All in all there would be fourteen besides herself and Zachariah. Flora, Peter and Davey - if Davey came, that was, he hadn’t seemed too sure at Christmas - along with her mother and Hannah and Joseph Green. Sally and Mick were coming, and Beryl from the Co-op and her young man. Annie McLinnie and Arthur - Rosie would have invited the lads too, she hadn’t forgotten their kindness when Molly had disappeared the first time, but with Shane McLinnie at home that had proved impossible - and lastly Tommy Bailey and his lady friend.

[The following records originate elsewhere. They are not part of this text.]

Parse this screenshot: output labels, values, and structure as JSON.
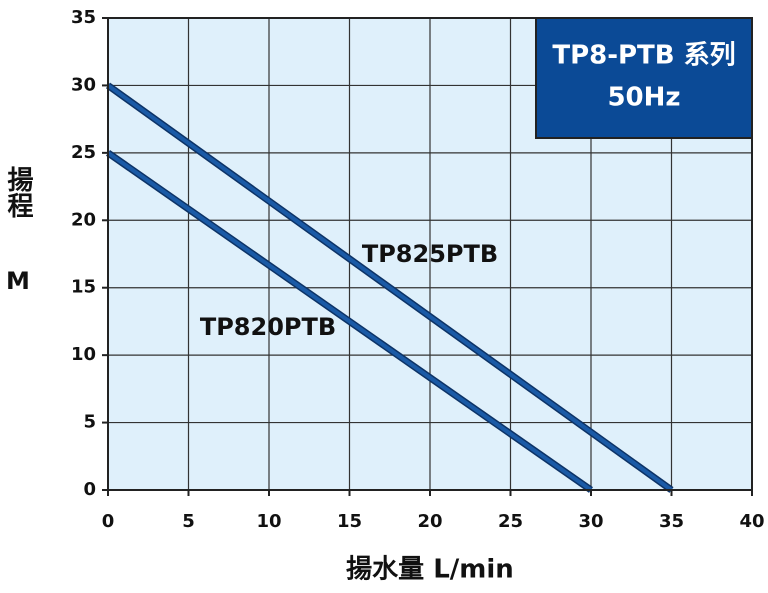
{
  "chart_data": {
    "type": "line",
    "title": "TP8-PTB 系列",
    "subtitle": "50Hz",
    "xlabel": "揚水量 L/min",
    "ylabel": "揚程",
    "yunit": "M",
    "series": [
      {
        "name": "TP825PTB",
        "color": "#1a5aa6",
        "x": [
          0,
          35
        ],
        "values": [
          30,
          0
        ]
      },
      {
        "name": "TP820PTB",
        "color": "#1a5aa6",
        "x": [
          0,
          30
        ],
        "values": [
          25,
          0
        ]
      }
    ],
    "xlim": [
      0,
      40
    ],
    "xticks": [
      0,
      5,
      10,
      15,
      20,
      25,
      30,
      35,
      40
    ],
    "ylim": [
      0,
      35
    ],
    "yticks": [
      0,
      5,
      10,
      15,
      20,
      25,
      30,
      35
    ],
    "grid": true
  }
}
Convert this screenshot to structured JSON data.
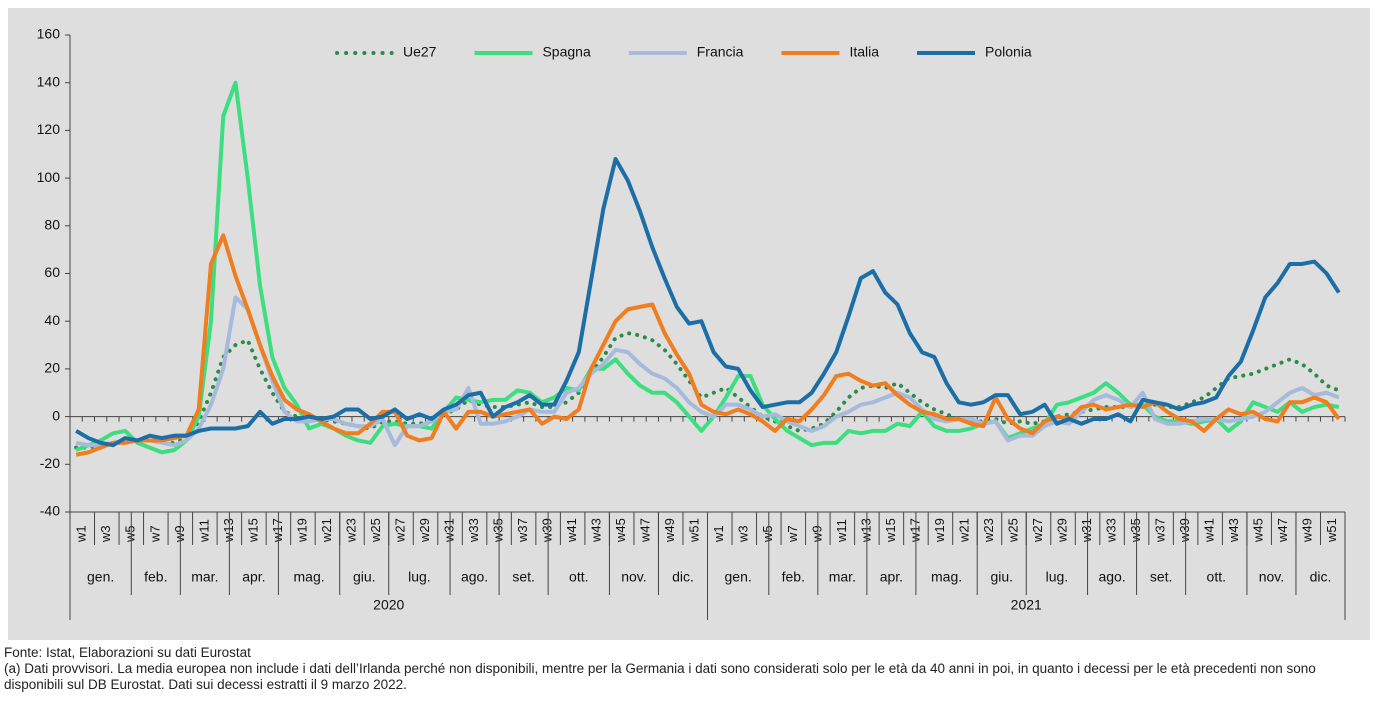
{
  "chart_data": {
    "type": "line",
    "categories": [
      "w1",
      null,
      "w3",
      null,
      "w5",
      null,
      "w7",
      null,
      "w9",
      null,
      "w11",
      null,
      "w13",
      null,
      "w15",
      null,
      "w17",
      null,
      "w19",
      null,
      "w21",
      null,
      "w23",
      null,
      "w25",
      null,
      "w27",
      null,
      "w29",
      null,
      "w31",
      null,
      "w33",
      null,
      "w35",
      null,
      "w37",
      null,
      "w39",
      null,
      "w41",
      null,
      "w43",
      null,
      "w45",
      null,
      "w47",
      null,
      "w49",
      null,
      "w51",
      null,
      "w1",
      null,
      "w3",
      null,
      "w5",
      null,
      "w7",
      null,
      "w9",
      null,
      "w11",
      null,
      "w13",
      null,
      "w15",
      null,
      "w17",
      null,
      "w19",
      null,
      "w21",
      null,
      "w23",
      null,
      "w25",
      null,
      "w27",
      null,
      "w29",
      null,
      "w31",
      null,
      "w33",
      null,
      "w35",
      null,
      "w37",
      null,
      "w39",
      null,
      "w41",
      null,
      "w43",
      null,
      "w45",
      null,
      "w47",
      null,
      "w49",
      null,
      "w51",
      null
    ],
    "groups": [
      {
        "label": "2020",
        "months": [
          {
            "label": "gen.",
            "weeks": 5
          },
          {
            "label": "feb.",
            "weeks": 4
          },
          {
            "label": "mar.",
            "weeks": 4
          },
          {
            "label": "apr.",
            "weeks": 4
          },
          {
            "label": "mag.",
            "weeks": 5
          },
          {
            "label": "giu.",
            "weeks": 4
          },
          {
            "label": "lug.",
            "weeks": 5
          },
          {
            "label": "ago.",
            "weeks": 4
          },
          {
            "label": "set.",
            "weeks": 4
          },
          {
            "label": "ott.",
            "weeks": 5
          },
          {
            "label": "nov.",
            "weeks": 4
          },
          {
            "label": "dic.",
            "weeks": 4
          }
        ]
      },
      {
        "label": "2021",
        "months": [
          {
            "label": "gen.",
            "weeks": 5
          },
          {
            "label": "feb.",
            "weeks": 4
          },
          {
            "label": "mar.",
            "weeks": 4
          },
          {
            "label": "apr.",
            "weeks": 4
          },
          {
            "label": "mag.",
            "weeks": 5
          },
          {
            "label": "giu.",
            "weeks": 4
          },
          {
            "label": "lug.",
            "weeks": 5
          },
          {
            "label": "ago.",
            "weeks": 4
          },
          {
            "label": "set.",
            "weeks": 4
          },
          {
            "label": "ott.",
            "weeks": 5
          },
          {
            "label": "nov.",
            "weeks": 4
          },
          {
            "label": "dic.",
            "weeks": 4
          }
        ]
      }
    ],
    "series": [
      {
        "name": "Ue27",
        "color": "#2e8b47",
        "dotted": true,
        "values": [
          -13,
          -13,
          -12,
          -11,
          -10,
          -10,
          -10,
          -11,
          -11,
          -9,
          -2,
          10,
          25,
          30,
          32,
          20,
          10,
          2,
          0,
          0,
          -1,
          -2,
          -3,
          -4,
          -5,
          -2,
          -2,
          -3,
          -3,
          -2,
          1,
          3,
          7,
          5,
          4,
          4,
          5,
          6,
          4,
          4,
          6,
          10,
          18,
          25,
          33,
          35,
          34,
          32,
          28,
          22,
          15,
          8,
          10,
          12,
          8,
          4,
          0,
          -2,
          -4,
          -6,
          -5,
          -3,
          2,
          8,
          12,
          13,
          12,
          14,
          10,
          6,
          3,
          1,
          -1,
          -2,
          -2,
          -1,
          -3,
          -2,
          -3,
          -2,
          0,
          1,
          2,
          3,
          4,
          4,
          4,
          5,
          5,
          4,
          4,
          6,
          8,
          12,
          16,
          17,
          18,
          20,
          22,
          24,
          22,
          18,
          13,
          11
        ]
      },
      {
        "name": "Spagna",
        "color": "#3dde7f",
        "values": [
          -14,
          -12,
          -10,
          -7,
          -6,
          -11,
          -13,
          -15,
          -14,
          -10,
          0,
          40,
          126,
          140,
          100,
          55,
          25,
          12,
          5,
          -5,
          -3,
          -5,
          -8,
          -10,
          -11,
          -4,
          -3,
          -4,
          -4,
          -5,
          2,
          8,
          7,
          6,
          7,
          7,
          11,
          10,
          6,
          8,
          12,
          11,
          20,
          20,
          24,
          18,
          13,
          10,
          10,
          6,
          0,
          -6,
          0,
          8,
          17,
          17,
          5,
          -1,
          -6,
          -9,
          -12,
          -11,
          -11,
          -6,
          -7,
          -6,
          -6,
          -3,
          -4,
          2,
          -4,
          -6,
          -6,
          -5,
          -3,
          -2,
          -9,
          -7,
          -5,
          -3,
          5,
          6,
          8,
          10,
          14,
          10,
          5,
          5,
          0,
          -2,
          -2,
          -3,
          -2,
          -1,
          -6,
          -2,
          6,
          4,
          2,
          6,
          2,
          4,
          5,
          4
        ]
      },
      {
        "name": "Francia",
        "color": "#a6bbdb",
        "values": [
          -11,
          -12,
          -12,
          -11,
          -10,
          -10,
          -10,
          -11,
          -12,
          -10,
          -5,
          5,
          20,
          50,
          45,
          30,
          15,
          2,
          -2,
          -2,
          -1,
          -1,
          -3,
          -4,
          -4,
          -1,
          -12,
          -4,
          -4,
          -2,
          2,
          3,
          12,
          -3,
          -3,
          -2,
          0,
          3,
          2,
          2,
          10,
          12,
          18,
          22,
          28,
          27,
          22,
          18,
          16,
          12,
          6,
          2,
          0,
          5,
          5,
          3,
          0,
          1,
          -2,
          -4,
          -6,
          -4,
          0,
          2,
          5,
          6,
          8,
          10,
          8,
          3,
          -1,
          -2,
          -1,
          -1,
          -3,
          -2,
          -10,
          -8,
          -8,
          -4,
          -2,
          -3,
          2,
          7,
          9,
          7,
          4,
          10,
          -1,
          -3,
          -3,
          -2,
          -1,
          -1,
          -2,
          -1,
          0,
          2,
          6,
          10,
          12,
          9,
          10,
          8
        ]
      },
      {
        "name": "Italia",
        "color": "#f07d1f",
        "values": [
          -16,
          -15,
          -13,
          -11,
          -11,
          -10,
          -10,
          -10,
          -9,
          -8,
          3,
          64,
          76,
          59,
          45,
          30,
          17,
          7,
          3,
          1,
          -2,
          -5,
          -7,
          -7,
          -3,
          2,
          2,
          -8,
          -10,
          -9,
          2,
          -5,
          2,
          2,
          0,
          1,
          2,
          3,
          -3,
          0,
          -1,
          3,
          20,
          30,
          40,
          45,
          46,
          47,
          35,
          26,
          18,
          5,
          2,
          1,
          3,
          1,
          -2,
          -6,
          -1,
          -2,
          3,
          9,
          17,
          18,
          15,
          13,
          14,
          9,
          5,
          2,
          1,
          -1,
          -1,
          -3,
          -4,
          8,
          -1,
          -5,
          -7,
          -2,
          0,
          -1,
          4,
          5,
          3,
          4,
          5,
          4,
          6,
          2,
          -1,
          -2,
          -6,
          -1,
          3,
          1,
          2,
          -1,
          -2,
          6,
          6,
          8,
          6,
          -1
        ]
      },
      {
        "name": "Polonia",
        "color": "#1b6ea6",
        "values": [
          -6,
          -9,
          -11,
          -12,
          -9,
          -10,
          -8,
          -9,
          -8,
          -8,
          -6,
          -5,
          -5,
          -5,
          -4,
          2,
          -3,
          -1,
          -1,
          0,
          -1,
          0,
          3,
          3,
          -1,
          0,
          3,
          -1,
          1,
          -1,
          3,
          5,
          9,
          10,
          0,
          4,
          6,
          9,
          5,
          5,
          15,
          27,
          57,
          87,
          108,
          99,
          86,
          71,
          58,
          46,
          39,
          40,
          27,
          21,
          20,
          11,
          4,
          5,
          6,
          6,
          10,
          18,
          27,
          42,
          58,
          61,
          52,
          47,
          35,
          27,
          25,
          14,
          6,
          5,
          6,
          9,
          9,
          1,
          2,
          5,
          -3,
          -1,
          -3,
          -1,
          -1,
          1,
          -2,
          7,
          6,
          5,
          3,
          5,
          6,
          8,
          17,
          23,
          36,
          50,
          56,
          64,
          64,
          65,
          60,
          52
        ]
      }
    ],
    "ylim": [
      -40,
      160
    ],
    "yticks": [
      -40,
      -20,
      0,
      20,
      40,
      60,
      80,
      100,
      120,
      140,
      160
    ],
    "legend": "top",
    "grid": false,
    "notes": [
      "Fonte: Istat, Elaborazioni su dati Eurostat",
      "(a) Dati provvisori. La media europea non include i dati dell’Irlanda perché non disponibili, mentre per la Germania i dati sono considerati solo per le età da 40 anni in poi, in quanto i decessi per le età precedenti non sono disponibili sul DB Eurostat. Dati sui decessi estratti il 9 marzo 2022."
    ]
  }
}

She had wondered if Flora would prefer a quiet New Year’s Eve, the circumstances being as they were, but it had been her friend who had insisted the party go ahead. ‘I can’t hide myself away, I’ve got to face folk sometime so I might as well start now,’ Flora had said when Rosie had voiced her misgivings a few days before. Rosie agreed wholeheartedly with the overall sentiment, she just felt a party, with all the chit-chat and social niceties it entailed, could be a little much at this early date, but she had been happy to leave the decision to Flora.